What exactly is it that you're trying to test here?
That:
- Passing in a wrong username and/or password will not log in the user?
- Passing in a correct username and/or password will log in the user?
- That an account really is in Active Directory? What would that prove? That your IT Admin did his/her job?
Remember that you shouldn't be asserting facts, you should be asserting behavior. So instead of trying to verify that a specific account is in AD, verify that when given the correct username and password, your code behaves as expected, and when given a wrong username or password, it also behaves as expected, and you should try to do so without involving Active Directory.
In the first two cases above, there's multiple pieces of code involved:
- Code that takes in the username and password
- Code that tries to locate an existing account with that username and password
- Code that stores the "is now logged in" fact
- Code that responds to the "incorrect username or password" error
So, are you testing that your database works? Or that your code that checks the validity works?

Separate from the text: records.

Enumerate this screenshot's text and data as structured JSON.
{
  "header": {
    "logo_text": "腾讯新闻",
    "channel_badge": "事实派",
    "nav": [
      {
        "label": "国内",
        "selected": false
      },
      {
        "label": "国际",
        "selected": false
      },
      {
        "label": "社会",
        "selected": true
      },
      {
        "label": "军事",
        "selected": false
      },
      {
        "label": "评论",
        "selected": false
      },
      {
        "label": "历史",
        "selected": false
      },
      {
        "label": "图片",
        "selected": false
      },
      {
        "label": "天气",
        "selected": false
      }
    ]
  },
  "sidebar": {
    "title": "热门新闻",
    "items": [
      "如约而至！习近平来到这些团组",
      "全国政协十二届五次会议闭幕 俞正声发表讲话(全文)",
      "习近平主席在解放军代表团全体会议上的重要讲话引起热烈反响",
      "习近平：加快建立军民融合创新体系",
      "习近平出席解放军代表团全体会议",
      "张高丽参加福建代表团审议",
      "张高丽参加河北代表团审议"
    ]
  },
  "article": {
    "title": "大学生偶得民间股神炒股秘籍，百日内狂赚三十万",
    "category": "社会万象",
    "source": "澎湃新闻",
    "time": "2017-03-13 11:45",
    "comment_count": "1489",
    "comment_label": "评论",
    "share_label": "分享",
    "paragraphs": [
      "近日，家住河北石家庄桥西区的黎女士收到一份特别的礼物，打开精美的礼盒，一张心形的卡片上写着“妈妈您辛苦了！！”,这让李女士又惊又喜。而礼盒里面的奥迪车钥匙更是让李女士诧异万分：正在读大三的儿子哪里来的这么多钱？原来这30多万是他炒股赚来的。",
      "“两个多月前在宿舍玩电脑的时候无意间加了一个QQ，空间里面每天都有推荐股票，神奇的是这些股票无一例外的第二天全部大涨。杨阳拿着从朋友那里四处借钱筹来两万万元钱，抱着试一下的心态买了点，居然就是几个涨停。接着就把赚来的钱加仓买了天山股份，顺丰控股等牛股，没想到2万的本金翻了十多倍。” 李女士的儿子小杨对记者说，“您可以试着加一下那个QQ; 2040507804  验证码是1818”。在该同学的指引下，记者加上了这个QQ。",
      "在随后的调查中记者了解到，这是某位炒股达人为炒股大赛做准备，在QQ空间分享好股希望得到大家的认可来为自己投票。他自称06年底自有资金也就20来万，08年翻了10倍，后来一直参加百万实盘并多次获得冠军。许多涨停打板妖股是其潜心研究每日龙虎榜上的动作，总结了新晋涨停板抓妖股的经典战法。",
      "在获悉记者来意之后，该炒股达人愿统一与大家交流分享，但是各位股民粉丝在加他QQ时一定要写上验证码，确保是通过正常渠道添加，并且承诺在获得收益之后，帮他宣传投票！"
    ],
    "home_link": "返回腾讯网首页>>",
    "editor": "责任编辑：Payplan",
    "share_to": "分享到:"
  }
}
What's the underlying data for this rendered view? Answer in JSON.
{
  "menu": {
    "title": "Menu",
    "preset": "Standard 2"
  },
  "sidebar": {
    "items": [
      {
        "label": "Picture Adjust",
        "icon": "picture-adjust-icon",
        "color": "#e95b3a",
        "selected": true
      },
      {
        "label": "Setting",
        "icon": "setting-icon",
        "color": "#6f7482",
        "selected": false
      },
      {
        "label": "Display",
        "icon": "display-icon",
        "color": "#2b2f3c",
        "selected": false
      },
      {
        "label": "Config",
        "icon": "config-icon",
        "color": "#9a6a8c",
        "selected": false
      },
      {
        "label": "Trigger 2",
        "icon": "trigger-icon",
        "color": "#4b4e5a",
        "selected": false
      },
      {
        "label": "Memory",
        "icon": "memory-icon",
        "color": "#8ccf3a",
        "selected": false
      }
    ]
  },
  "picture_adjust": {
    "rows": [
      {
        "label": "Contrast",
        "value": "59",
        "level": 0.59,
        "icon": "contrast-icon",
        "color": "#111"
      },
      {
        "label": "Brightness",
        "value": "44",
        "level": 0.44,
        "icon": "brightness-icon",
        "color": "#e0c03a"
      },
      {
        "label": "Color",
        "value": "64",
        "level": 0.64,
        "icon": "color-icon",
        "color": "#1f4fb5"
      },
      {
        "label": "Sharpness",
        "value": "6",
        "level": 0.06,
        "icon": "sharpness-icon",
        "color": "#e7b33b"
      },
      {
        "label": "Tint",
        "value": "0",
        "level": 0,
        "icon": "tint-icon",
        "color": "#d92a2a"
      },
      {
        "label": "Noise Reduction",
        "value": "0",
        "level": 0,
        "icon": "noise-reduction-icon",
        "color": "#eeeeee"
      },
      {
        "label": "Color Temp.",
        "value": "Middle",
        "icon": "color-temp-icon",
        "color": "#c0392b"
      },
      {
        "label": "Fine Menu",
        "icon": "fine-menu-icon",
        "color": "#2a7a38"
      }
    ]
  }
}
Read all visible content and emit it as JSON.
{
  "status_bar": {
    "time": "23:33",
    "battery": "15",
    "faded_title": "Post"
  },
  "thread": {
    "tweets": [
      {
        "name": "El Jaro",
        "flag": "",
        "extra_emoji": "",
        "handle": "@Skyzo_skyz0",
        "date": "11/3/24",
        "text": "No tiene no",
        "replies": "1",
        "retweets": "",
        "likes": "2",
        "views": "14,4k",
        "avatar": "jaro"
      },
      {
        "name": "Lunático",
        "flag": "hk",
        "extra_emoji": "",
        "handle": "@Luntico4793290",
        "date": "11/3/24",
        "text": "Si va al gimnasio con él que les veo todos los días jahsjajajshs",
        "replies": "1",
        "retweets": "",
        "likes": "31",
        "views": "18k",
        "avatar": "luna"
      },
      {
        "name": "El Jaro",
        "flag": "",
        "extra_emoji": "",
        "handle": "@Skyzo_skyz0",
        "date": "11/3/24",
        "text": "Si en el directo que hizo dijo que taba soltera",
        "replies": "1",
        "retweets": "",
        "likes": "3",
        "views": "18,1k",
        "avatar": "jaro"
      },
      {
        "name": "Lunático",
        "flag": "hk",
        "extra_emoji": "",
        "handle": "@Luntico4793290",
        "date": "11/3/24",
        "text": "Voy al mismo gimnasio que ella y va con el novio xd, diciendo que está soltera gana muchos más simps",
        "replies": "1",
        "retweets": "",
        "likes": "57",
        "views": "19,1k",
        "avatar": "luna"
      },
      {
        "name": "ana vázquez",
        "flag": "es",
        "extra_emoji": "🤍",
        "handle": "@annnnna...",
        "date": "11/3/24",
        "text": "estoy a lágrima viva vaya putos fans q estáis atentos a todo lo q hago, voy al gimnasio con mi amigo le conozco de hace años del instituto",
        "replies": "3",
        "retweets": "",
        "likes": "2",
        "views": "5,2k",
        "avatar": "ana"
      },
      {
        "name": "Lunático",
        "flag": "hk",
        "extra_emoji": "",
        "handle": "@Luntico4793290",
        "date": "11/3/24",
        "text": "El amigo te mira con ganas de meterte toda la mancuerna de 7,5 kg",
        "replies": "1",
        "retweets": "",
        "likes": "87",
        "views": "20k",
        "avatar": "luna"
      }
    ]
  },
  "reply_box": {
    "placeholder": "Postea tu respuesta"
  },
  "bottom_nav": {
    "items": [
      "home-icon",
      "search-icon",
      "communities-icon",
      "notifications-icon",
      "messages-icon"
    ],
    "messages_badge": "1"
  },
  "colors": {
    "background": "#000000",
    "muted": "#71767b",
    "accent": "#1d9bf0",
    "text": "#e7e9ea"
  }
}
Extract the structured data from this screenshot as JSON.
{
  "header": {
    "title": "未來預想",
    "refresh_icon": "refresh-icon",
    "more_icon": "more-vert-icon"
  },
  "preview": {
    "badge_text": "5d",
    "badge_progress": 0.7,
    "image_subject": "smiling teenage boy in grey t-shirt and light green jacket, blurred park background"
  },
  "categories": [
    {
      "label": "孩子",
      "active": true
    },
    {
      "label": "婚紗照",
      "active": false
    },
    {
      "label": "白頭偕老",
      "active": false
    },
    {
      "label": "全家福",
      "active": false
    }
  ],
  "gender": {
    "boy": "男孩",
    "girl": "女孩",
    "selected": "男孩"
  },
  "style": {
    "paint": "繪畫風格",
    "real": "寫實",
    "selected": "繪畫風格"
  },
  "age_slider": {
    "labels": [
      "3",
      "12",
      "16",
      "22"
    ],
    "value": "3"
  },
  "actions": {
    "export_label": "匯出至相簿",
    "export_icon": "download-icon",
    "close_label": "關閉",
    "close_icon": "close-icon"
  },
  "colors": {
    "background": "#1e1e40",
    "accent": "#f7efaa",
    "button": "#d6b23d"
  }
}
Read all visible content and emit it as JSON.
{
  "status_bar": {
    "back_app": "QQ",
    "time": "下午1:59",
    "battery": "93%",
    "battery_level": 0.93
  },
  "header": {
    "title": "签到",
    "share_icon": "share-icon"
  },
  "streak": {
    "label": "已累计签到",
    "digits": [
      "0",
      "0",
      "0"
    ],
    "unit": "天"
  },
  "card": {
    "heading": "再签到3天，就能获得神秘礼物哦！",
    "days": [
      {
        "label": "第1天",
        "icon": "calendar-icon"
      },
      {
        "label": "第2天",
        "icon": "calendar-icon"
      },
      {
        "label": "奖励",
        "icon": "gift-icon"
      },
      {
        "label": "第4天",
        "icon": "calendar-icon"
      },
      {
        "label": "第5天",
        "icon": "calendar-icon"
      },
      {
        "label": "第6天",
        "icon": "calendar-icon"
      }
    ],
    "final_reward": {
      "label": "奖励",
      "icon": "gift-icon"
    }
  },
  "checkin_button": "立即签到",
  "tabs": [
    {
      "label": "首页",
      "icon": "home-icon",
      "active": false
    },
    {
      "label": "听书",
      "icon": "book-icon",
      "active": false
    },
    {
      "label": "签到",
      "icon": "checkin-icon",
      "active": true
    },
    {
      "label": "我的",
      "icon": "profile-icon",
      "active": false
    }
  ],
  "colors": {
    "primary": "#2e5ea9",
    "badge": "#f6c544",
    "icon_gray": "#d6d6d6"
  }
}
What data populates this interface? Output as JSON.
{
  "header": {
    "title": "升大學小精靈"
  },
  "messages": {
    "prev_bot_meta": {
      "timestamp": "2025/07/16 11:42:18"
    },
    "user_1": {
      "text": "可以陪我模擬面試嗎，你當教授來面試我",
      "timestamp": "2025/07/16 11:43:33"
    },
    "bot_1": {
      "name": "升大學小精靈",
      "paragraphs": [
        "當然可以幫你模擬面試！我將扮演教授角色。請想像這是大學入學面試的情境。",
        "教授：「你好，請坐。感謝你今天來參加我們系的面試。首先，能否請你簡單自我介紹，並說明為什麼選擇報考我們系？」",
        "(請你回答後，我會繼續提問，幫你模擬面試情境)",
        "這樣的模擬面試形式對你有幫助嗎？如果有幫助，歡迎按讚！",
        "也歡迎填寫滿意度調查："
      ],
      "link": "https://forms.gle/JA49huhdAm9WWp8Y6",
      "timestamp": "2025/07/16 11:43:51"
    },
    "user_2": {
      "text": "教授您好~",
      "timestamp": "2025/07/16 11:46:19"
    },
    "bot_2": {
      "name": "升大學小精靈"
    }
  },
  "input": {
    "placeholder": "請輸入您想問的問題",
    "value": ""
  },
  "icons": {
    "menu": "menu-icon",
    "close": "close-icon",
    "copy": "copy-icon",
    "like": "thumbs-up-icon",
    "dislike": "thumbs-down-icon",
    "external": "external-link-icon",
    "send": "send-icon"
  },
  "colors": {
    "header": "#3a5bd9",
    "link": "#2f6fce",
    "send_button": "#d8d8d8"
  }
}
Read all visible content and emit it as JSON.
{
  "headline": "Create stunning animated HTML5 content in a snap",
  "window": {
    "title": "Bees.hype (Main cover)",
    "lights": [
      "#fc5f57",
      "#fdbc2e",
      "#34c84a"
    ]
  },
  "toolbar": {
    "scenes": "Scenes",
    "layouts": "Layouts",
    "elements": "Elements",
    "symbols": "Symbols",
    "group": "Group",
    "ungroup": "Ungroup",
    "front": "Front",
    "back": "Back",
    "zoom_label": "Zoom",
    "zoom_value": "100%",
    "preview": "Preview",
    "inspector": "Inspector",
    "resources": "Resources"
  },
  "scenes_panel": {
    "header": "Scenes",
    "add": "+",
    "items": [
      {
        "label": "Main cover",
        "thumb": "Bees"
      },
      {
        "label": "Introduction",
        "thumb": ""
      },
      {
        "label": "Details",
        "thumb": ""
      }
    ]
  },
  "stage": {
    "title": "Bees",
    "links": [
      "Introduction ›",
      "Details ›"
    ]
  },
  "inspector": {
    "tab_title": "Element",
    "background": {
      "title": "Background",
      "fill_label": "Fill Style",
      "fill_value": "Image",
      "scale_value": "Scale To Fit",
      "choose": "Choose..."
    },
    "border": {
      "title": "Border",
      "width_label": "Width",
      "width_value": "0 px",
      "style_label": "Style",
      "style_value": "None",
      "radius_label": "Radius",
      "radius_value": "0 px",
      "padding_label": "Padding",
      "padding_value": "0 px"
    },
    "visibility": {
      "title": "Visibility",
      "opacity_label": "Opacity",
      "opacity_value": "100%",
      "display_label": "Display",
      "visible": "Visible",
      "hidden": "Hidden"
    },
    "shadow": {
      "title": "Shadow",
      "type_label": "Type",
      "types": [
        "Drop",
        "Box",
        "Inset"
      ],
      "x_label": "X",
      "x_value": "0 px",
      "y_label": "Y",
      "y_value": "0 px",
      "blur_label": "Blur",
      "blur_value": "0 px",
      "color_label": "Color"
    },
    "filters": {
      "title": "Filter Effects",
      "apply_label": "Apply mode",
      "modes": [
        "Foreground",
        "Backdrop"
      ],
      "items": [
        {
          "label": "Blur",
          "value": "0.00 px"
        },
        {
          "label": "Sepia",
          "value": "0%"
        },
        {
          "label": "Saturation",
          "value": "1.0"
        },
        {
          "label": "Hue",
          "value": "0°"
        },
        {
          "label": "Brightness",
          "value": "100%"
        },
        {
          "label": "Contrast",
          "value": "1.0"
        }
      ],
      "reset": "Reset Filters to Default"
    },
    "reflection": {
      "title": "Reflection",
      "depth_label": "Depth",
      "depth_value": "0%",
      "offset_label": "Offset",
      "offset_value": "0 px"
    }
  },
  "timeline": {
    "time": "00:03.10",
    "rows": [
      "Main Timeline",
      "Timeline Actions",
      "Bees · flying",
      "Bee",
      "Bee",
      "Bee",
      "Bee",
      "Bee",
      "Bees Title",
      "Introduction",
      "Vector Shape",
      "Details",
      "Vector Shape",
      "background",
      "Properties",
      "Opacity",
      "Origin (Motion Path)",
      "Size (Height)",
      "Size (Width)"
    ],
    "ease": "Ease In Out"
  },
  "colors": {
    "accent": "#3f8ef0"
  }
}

I would fake out the code that retrieves an existing account, and make it responds "here's the account data" in one unit test, and "there's no matching account" in another, to verify that your login code responds the right way, by either logging in the user, or responding with an error, and then assert against that.
Note that at some point you need to do an actual integration test as well, since you want to ensure that your code that queries Active Directory works properly, but you should test as much behavior as possible without involving Active Directory, it will make your tests more readable (everything is in one place), more maintainable (no need to log into Active Directory to produce new test data), and more trustworthy (no wondering when it fails if someone has messed up Active Directory, the network was flaky, user has been deleted, software upgraded so responds differently, etc.).
I've seen far too many "unit tests" fail due to external dependencies, and my advice is to try to minimize those as much as possible, ideally having none at all. For your unit tests that is.